Il motivo per cui questo killer è così sfuggente è perché distrugge totalmente la sua persona, in primo luogo spellandosi le dita per evitare di lasciare impronte digitali, poi privandosi di un nome – John Doe è il termine poliziesco per indicare un uomo non identificato – e, infine, riducendo sé stesso ad un semplice peccatore.

La missione di John Doe – che sia quella data da Dio o la sua personale – è quella di ripulire almeno in parte il mondo della sporcizia che lo domina, una bruttura così profonda che ormai fa parte dell’assoluta normalità.

Kevin Spacey in una scena di Seven (1995) di David Fincher

Ed è per questo che, in parte, l’operato di John Doe è inattaccabile: prende di mira veramente quello che da alcuni può essere considerato il peggio della società – l’avvocato colluso, lo spacciatore, la prostituta… – come lo stesso personaggio sottolinea.

Ma in questo peggio è anche lui coinvolto: non tanto dalla superbia, ma dall’invidia che il personaggio ammette di provare nei confronti di Mills, nei confronti della sua vita normale che, nel dover portare avanti la sua missione, si è totalmente precluso.

Kevin Spacey in Seven

Kevin Spacey in una scena di Seven (1995) di David Fincher

In questo senso è emblematica la scena dell’arresto: dopo che John Doe si è presentato trionfalmente agli occhi dei due detective, viene ridotto a terra, quindi si lascia abbassare ad un livello più terreno, e poi alza gli occhi verso Mills.

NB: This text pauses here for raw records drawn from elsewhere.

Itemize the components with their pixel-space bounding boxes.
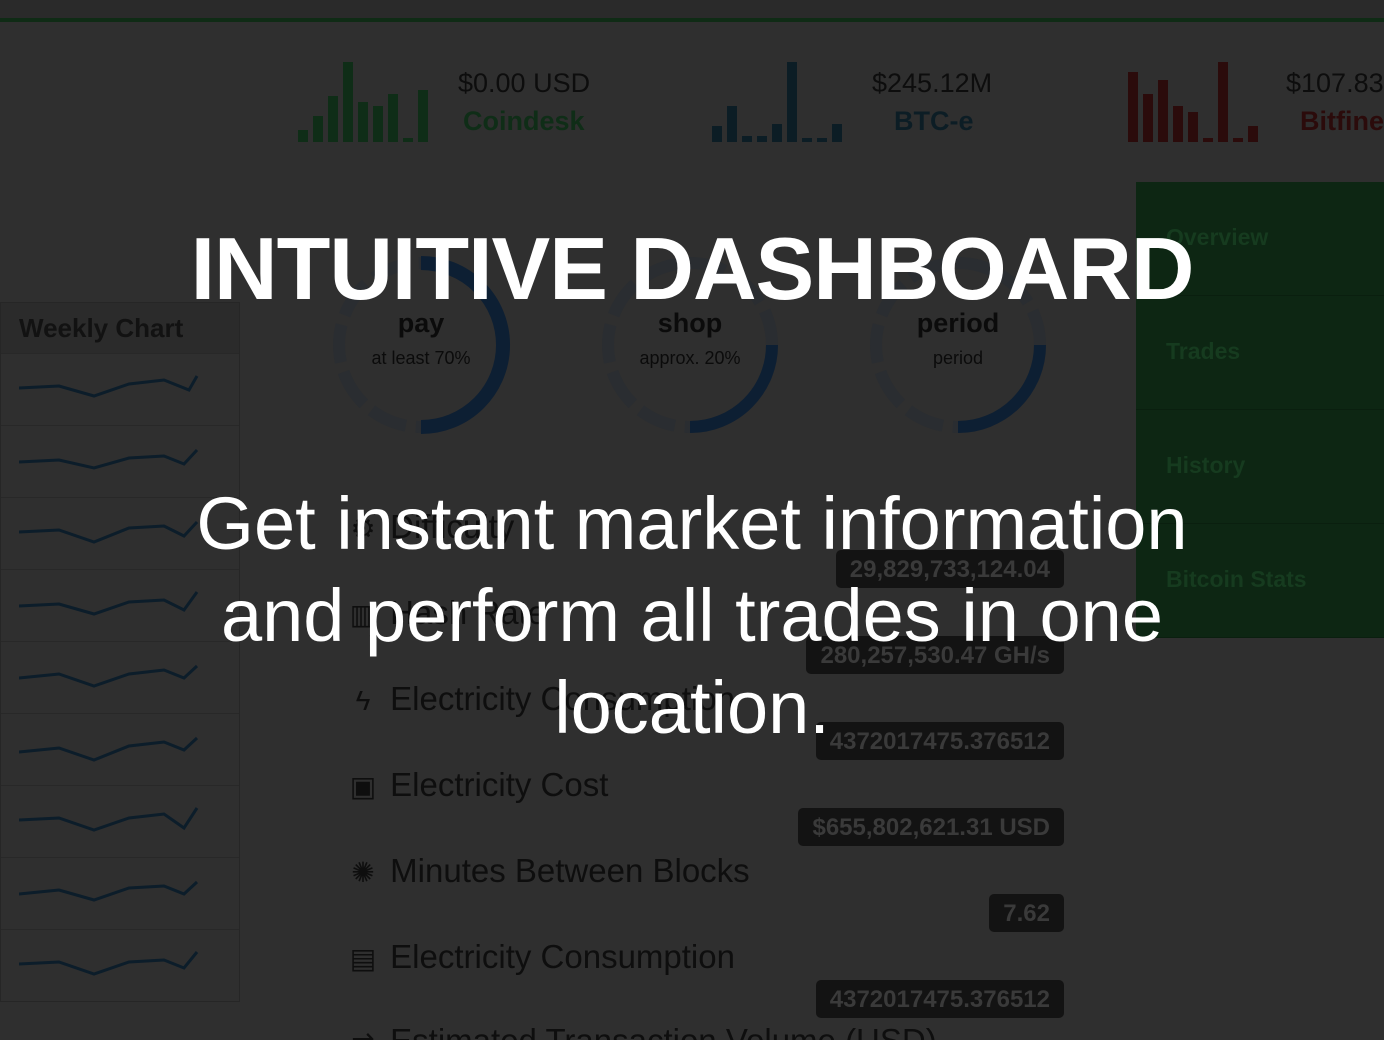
top-bar [0, 0, 1384, 22]
stat-label: Electricity Consumption [390, 938, 735, 975]
overlay-headline: INTUITIVE DASHBOARD [190, 219, 1195, 318]
sparkline [19, 880, 199, 902]
ticker-btce[interactable]: $245.12M BTC-e [712, 56, 1032, 156]
stat-value-badge: 7.62 [989, 894, 1064, 932]
sparkline-row [1, 785, 239, 857]
ticker-price: $107.83 [1286, 68, 1384, 98]
ticker-exchange: Bitfine [1300, 106, 1384, 136]
donut-subtitle: at least 70% [371, 348, 471, 368]
sparkline-row [1, 857, 239, 929]
sparkline [19, 807, 199, 832]
transfer-icon: ⇄ [345, 1026, 381, 1040]
stat-minutes-between-blocks: ✺ Minutes Between Blocks [345, 852, 750, 890]
stat-value-badge: $655,802,621.31 USD [798, 808, 1064, 846]
ticker-price: $245.12M [872, 68, 993, 98]
ticker-exchange: Coindesk [463, 106, 585, 136]
stat-value-badge: 4372017475.376512 [815, 980, 1064, 1018]
mini-bar-chart [298, 56, 438, 142]
sparkline-row [1, 929, 239, 1001]
stat-label: Electricity Cost [390, 766, 609, 803]
save-icon: ▤ [349, 943, 377, 974]
stat-label: Estimated Transaction Volume (USD) [390, 1022, 937, 1040]
ticker-bitfinex[interactable]: $107.83 Bitfine [1128, 56, 1384, 156]
stat-electricity-cost: ▣ Electricity Cost [345, 766, 609, 804]
overlay-subheadline: Get instant market information and perfo… [196, 482, 1188, 749]
ticker-price: $0.00 USD [458, 68, 591, 98]
spinner-icon: ✺ [351, 857, 375, 888]
stat-electricity-consumption-2: ▤ Electricity Consumption [345, 938, 735, 976]
sparkline [19, 375, 199, 398]
stat-label: Minutes Between Blocks [390, 852, 750, 889]
stat-transaction-volume: ⇄ Estimated Transaction Volume (USD) [345, 1022, 937, 1040]
mini-bar-chart [1128, 56, 1268, 142]
ticker-exchange: BTC-e [894, 106, 974, 136]
ticker-coindesk[interactable]: $0.00 USD Coindesk [298, 56, 618, 156]
donut-subtitle: approx. 20% [639, 348, 741, 368]
money-icon: ▣ [349, 771, 377, 802]
sparkline-row [1, 353, 239, 425]
mini-bar-chart [712, 56, 852, 142]
sparkline [19, 448, 199, 470]
donut-subtitle: period [932, 348, 984, 368]
sparkline [19, 951, 199, 976]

E qui mostra la sua apparentemente invidia, costretto a guardare dal basso chi gli sta sopra, in condizione di inferiorità dove spesso sono ridotte le anime purganti, in particolare quelle dei superbi – il suo vero peccato.

Il casting del killer di Seven fu piuttosto travagliato, anche per la natura del prodotto.

David Fincher in prima battuta avrebbe voluto Ned Beatty, per la sua incredibile somiglianza con lo Zodiac Killer – o il suo identikit – fra l’altro con un interessante foreshadowing per la carriera dello stesso Fincher, che tornò più di dieci anni dopo con Zodiac (2007).

Tuttavia l’attore rifiutò, affermando che la sceneggiatura del film era la cosa più diabolica che avesse mai letto.

Kevin Spacey in una scena di Seven (1995) di David Fincher

Seguirono diversi tentativi di casting, fra cui quello di Kevin Spacey, che venne però inizialmente rifiutato perché richiedeva un cachet troppo elevato.

Per questo inizialmente le scene con il killer vennero girate da un attore ignoto, ma in poco tempo si scelse di rimpiazzarlo e venne nuovamente negoziato il contratto di Spacey, che girò le sue scene nel giro di soli dodici giorni.

Lo stesso attore scelse appositamente di non essere inserito né nel marketing né nei titoli di testa del film, così da rendere veramente funzionale il colpo di scena finale.

Heath Leadger

Un elemento metanarrativo di grande interesse, che rendeva senza nome il killer per lo spettatore stesso, proprio a ricalcare il suo aspetto anonimo e non riconoscibile, quasi invisibile – come era stato sia per il killer dello Zodiaco quando per l’ancora misterioso attentatore D. B. Cooper.

Entrambi casi reali di criminali che vinsero per il loro aspetto anonimo.

Un aspetto di grande interesse che venne ripreso in maniera pedissequa dal Joker di Heath Ledger in Il cavaliere oscuro (2008): un criminale molto intelligente, ma senza nome e senza identità.